Am liebsten wäre er ihm nachgelaufen, um zu fragen, wo wohl der Schuster geblieben fei. Er sann unschlüssig, ob er gehen solle oder nicht, bis sich sein Denken in gestaltloses Hinbrüten verlor. Er mußte über etwas klar werden und konnte nicht finden, über was.
Die Stimme seines Weibes erlöste ihn von diesem unfruchtbaren Bemühen. Sie forderte ihn auf, das Wasser zu kosten, welches sie vorhin aus dem Brunnen gepumpt hatte. Ohne weiteres nahm er ihr die Kanne ab, tat einen tiefen Schluck daraus, wischte sich den Mund mit dem Handrücken und sprach ruhig:
»Wie de Kresse a so frisch un süße wie Mandelkern. Was soll's denn sein?«
»Was sein soll! Nu, ma hört doch manchmal, 's fällt was ei a Born, a...«
»Ja'ch, ja'ch!« höhnte er, »nee ha, was du a so für ein gescheites Weib bist. Was fallt'n a so nei ei de Borne?«
»Nu, 'ne Katze oder irn'd was.«
»Oder ne Kuhe, was? oder a Mann, was? Verleicht dr Schuster, meenste, weil er seit gestern fort is. Gell och un durch de Bretter, was?«
»Weil ich lach.«
»Un du brauchst doch nich mit den Augen a so zu finkeln!«
Exner maß sein Weib mit glühenden Blicken, sein Atem begann zornig zu rauschen; dann zerriß Wut die Maske seiner vorsichtigen Mäßigung. Stoßweise, grollend, immer lauter schrie er:
»Mei Auge finkelt. Mei Hand wird lose, un' gehst du nich glei, da liegt se dir eim Gesichte. Du! Was willst du denn vo mir? Du hast mich schon genung geschindt. Nu soll ich noch fürs Bornwasser könn! Da geh und frag lieber deine Tocke. Die is ja gescheide genung.«
Niedergeschlagen ging Marie davon.
Aber auch den Lahmen hatte dieser Ausbruch nicht aufgerichtet.
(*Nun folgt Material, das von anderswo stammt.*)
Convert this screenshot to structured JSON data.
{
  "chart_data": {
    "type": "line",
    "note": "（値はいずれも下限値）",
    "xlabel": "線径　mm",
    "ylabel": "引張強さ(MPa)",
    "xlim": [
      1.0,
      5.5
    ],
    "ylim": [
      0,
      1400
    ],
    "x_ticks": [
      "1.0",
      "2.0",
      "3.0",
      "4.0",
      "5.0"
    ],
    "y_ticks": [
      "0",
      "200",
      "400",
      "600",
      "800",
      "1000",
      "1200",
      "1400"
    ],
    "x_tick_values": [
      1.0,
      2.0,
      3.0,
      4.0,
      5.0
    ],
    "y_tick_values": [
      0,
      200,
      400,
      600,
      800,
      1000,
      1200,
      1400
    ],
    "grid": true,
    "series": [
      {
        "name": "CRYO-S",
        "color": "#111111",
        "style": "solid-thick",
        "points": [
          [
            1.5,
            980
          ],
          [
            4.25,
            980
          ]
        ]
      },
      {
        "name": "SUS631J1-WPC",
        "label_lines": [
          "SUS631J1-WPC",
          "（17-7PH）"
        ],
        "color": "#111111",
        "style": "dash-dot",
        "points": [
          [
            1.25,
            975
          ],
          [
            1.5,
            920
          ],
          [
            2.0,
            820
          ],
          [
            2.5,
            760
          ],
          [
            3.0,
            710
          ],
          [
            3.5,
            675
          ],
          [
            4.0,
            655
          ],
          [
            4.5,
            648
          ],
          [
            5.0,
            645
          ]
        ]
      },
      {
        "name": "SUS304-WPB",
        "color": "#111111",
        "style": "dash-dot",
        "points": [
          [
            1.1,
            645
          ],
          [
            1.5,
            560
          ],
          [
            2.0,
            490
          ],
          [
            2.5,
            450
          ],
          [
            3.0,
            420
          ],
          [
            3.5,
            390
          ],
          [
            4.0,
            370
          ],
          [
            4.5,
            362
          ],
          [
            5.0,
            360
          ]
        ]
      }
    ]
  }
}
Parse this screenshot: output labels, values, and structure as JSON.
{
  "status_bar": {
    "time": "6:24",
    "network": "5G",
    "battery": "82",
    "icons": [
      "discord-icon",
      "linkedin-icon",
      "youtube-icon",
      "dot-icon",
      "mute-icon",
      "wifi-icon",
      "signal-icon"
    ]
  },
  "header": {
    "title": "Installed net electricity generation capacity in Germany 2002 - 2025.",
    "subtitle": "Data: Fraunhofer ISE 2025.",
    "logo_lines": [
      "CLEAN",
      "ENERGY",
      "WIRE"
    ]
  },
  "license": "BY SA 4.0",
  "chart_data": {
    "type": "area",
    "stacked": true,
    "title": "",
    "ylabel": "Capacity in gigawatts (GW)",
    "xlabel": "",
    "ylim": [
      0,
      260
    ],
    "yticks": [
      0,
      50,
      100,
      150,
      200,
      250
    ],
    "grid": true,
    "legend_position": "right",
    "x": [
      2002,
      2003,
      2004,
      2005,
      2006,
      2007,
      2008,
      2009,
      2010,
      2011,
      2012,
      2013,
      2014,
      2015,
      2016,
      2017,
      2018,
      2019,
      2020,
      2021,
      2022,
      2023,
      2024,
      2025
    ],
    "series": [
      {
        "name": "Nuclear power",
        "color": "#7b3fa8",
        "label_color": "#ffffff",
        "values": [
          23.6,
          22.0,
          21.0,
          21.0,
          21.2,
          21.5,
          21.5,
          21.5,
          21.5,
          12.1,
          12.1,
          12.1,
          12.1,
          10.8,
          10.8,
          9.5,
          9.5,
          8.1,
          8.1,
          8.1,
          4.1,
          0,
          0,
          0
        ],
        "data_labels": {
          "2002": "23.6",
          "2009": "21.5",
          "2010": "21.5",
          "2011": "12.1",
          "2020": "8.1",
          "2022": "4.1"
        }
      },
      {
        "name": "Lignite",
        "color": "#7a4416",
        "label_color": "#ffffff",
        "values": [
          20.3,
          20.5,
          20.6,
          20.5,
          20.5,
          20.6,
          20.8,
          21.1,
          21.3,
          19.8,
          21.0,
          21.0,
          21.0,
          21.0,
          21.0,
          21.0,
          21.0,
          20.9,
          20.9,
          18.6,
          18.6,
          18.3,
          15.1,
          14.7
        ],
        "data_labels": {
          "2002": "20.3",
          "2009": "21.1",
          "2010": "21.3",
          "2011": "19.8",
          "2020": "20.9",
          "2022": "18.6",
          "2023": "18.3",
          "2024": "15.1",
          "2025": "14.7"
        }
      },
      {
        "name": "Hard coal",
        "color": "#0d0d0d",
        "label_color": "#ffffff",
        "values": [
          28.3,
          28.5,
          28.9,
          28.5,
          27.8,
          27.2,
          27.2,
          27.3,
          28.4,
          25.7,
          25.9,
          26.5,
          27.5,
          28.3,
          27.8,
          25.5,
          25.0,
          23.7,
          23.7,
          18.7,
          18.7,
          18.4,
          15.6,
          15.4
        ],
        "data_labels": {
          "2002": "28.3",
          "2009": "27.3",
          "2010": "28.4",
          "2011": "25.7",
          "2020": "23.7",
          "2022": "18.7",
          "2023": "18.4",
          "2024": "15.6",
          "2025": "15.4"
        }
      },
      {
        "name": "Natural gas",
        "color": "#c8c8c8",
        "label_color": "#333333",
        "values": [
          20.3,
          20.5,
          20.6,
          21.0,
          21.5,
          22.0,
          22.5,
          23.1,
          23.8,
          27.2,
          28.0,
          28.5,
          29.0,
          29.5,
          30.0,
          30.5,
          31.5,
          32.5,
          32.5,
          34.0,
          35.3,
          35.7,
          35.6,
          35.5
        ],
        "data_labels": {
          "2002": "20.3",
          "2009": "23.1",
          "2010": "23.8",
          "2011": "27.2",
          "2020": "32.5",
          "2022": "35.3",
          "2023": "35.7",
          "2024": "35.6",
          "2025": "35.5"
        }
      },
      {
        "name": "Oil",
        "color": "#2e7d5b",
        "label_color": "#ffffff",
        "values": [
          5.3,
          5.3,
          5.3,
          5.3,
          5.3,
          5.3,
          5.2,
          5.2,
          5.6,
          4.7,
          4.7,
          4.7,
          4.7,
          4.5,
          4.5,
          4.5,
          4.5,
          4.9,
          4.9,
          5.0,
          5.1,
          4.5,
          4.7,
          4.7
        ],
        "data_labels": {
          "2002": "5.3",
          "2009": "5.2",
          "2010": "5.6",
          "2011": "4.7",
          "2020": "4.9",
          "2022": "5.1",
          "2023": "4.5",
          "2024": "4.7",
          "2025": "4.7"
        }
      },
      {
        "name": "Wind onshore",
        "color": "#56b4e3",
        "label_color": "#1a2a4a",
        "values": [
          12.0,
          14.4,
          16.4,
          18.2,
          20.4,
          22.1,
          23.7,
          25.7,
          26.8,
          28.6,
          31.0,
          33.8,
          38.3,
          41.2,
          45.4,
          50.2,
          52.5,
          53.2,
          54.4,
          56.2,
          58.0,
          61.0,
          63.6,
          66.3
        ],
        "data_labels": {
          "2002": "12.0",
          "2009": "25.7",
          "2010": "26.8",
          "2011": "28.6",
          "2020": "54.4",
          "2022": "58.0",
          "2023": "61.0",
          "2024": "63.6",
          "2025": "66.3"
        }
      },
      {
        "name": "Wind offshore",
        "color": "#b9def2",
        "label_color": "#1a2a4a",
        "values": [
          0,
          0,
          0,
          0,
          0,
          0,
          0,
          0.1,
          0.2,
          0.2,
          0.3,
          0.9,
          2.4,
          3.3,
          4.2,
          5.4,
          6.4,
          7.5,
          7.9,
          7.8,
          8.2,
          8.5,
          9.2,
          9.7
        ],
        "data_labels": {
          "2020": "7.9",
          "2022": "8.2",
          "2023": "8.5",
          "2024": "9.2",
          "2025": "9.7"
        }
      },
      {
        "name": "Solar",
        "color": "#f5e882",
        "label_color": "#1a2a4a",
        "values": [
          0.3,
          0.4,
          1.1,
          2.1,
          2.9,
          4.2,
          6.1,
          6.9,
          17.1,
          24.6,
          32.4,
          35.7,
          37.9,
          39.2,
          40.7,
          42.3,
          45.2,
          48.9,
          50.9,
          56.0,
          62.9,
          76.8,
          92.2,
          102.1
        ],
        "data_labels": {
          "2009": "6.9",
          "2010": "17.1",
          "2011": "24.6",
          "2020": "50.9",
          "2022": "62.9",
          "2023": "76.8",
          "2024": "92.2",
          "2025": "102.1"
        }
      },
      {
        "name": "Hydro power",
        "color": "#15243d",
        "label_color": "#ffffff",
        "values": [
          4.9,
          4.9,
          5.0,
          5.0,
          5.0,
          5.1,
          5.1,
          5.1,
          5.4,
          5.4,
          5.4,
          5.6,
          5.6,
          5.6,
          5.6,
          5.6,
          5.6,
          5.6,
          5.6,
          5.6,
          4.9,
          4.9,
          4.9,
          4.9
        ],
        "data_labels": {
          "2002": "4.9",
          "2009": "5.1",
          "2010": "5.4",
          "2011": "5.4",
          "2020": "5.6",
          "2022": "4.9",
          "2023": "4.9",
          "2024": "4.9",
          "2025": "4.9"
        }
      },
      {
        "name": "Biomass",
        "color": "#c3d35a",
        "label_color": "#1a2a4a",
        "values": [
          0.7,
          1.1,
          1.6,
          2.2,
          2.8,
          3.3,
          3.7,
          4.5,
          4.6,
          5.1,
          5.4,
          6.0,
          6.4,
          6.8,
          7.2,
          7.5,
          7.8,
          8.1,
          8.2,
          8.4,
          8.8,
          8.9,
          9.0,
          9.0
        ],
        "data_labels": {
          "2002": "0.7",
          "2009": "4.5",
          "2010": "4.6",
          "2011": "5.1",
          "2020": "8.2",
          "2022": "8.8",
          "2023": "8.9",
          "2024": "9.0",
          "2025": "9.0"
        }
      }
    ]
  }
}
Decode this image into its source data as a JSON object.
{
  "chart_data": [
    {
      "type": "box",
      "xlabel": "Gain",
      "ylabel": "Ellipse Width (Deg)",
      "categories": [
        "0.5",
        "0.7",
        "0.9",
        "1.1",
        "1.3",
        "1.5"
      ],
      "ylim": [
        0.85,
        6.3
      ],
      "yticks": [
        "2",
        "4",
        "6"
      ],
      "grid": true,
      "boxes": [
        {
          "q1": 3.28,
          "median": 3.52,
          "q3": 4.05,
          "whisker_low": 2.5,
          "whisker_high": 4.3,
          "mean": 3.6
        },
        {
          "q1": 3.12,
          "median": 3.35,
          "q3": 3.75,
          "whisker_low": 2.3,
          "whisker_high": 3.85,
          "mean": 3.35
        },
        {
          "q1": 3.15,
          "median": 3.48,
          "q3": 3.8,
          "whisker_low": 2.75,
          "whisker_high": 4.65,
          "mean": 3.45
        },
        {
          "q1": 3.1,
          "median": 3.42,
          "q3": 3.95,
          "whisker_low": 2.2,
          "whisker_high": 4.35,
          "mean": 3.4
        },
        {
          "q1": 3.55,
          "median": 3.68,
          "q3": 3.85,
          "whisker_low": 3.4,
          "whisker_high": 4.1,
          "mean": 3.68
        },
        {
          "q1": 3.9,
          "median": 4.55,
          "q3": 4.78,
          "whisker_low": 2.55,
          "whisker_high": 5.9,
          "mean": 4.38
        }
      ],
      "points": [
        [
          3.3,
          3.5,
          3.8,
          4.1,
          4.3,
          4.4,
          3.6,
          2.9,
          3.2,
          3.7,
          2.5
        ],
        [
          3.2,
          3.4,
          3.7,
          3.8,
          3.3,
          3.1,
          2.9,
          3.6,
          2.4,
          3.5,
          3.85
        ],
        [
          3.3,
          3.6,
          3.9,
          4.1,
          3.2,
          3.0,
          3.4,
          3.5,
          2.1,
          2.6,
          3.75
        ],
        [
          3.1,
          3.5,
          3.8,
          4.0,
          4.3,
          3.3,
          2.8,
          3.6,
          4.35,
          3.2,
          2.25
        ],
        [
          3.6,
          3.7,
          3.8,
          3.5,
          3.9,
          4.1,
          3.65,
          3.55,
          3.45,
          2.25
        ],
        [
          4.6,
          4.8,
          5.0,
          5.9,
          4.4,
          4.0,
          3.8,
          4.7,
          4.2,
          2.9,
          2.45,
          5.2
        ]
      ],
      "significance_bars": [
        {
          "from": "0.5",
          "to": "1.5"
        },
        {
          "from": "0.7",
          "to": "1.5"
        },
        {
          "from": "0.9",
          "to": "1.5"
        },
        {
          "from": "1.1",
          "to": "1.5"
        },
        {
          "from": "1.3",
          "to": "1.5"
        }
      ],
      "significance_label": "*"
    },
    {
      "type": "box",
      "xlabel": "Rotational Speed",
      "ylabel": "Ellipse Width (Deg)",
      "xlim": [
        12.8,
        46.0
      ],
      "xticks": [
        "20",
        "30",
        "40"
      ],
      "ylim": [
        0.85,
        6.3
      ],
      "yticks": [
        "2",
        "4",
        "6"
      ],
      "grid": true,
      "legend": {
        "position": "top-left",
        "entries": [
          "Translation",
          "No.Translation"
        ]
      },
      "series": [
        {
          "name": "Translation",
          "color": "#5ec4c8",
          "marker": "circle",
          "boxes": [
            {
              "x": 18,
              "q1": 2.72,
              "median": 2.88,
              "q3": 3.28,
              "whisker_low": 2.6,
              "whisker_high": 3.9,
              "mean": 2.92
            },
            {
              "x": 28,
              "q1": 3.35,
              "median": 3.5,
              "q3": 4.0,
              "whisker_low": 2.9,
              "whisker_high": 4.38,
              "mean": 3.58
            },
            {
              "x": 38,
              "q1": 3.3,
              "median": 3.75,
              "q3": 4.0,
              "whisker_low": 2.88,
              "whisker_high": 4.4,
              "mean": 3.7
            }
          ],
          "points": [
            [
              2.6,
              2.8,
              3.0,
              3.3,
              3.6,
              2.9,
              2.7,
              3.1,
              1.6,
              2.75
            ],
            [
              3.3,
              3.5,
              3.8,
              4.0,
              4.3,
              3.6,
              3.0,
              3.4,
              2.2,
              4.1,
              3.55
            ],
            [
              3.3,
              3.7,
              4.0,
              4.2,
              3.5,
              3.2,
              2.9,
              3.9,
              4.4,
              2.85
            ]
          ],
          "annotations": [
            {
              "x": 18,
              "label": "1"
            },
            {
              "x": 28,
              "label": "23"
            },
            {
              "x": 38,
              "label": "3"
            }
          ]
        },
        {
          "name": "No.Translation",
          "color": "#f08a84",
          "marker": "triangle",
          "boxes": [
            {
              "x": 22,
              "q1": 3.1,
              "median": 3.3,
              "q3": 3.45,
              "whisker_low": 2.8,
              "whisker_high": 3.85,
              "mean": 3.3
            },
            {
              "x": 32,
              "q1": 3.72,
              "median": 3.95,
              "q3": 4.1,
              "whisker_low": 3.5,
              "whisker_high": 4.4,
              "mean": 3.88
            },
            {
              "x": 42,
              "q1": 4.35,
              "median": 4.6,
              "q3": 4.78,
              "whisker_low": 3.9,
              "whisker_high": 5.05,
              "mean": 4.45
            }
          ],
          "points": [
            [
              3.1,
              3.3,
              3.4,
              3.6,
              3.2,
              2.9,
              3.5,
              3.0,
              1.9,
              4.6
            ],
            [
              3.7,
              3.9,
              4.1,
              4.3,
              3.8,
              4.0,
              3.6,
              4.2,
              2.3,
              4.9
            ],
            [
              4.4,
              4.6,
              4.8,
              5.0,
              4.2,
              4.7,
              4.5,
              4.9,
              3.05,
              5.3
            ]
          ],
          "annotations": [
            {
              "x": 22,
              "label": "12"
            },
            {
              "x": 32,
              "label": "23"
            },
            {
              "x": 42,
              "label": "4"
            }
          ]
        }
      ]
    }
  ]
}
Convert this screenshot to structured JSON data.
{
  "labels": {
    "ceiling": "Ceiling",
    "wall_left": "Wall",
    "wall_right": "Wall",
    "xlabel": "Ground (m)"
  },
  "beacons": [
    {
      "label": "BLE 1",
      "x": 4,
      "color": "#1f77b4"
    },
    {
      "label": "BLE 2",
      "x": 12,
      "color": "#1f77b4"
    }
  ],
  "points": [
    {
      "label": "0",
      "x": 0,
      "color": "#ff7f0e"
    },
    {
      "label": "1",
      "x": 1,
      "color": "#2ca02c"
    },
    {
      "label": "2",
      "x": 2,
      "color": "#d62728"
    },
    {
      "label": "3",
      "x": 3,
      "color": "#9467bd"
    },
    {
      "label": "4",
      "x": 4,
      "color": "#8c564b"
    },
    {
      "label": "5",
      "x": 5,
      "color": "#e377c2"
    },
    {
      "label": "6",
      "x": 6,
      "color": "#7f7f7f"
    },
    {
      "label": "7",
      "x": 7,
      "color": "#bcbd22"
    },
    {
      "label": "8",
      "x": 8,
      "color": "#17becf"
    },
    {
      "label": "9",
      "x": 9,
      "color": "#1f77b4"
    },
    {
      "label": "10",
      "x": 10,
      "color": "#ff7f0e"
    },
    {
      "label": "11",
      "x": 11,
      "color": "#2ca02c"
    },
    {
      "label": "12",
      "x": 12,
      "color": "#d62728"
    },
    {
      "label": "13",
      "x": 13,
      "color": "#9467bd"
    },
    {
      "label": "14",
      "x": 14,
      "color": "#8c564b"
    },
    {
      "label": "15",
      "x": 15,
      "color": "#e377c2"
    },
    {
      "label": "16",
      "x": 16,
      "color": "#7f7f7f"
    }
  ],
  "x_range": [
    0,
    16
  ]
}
Er verfiel in eine heißhungrige Arbeitslust, hackte Holz, drosch allein in der Scheuer, daß alles bebte, grub Abzugsgräben auf dem gefrorenen Felde, spaltete Steine. Ja, er tat völlig Zweckloses. So schob er mit langen Stangen den Schnee von dem Dache, besserte den Weg, obwohl der Schnee schon fußhoch lag, nur, um gegen sein Schicksal zu ringen. Einen geistigen Kampf, ein seelisches Auseinandersetzen gab es für ihn nicht. Er glaubte seine Untat zersägen, mit dem Pürdel zerschlagen, mit dem Beile töten zu können.
Aber die Bilder seiner Furcht wichen nicht von ihm, und am Ende der Woche fühlte er sich verlorener als am Anfange.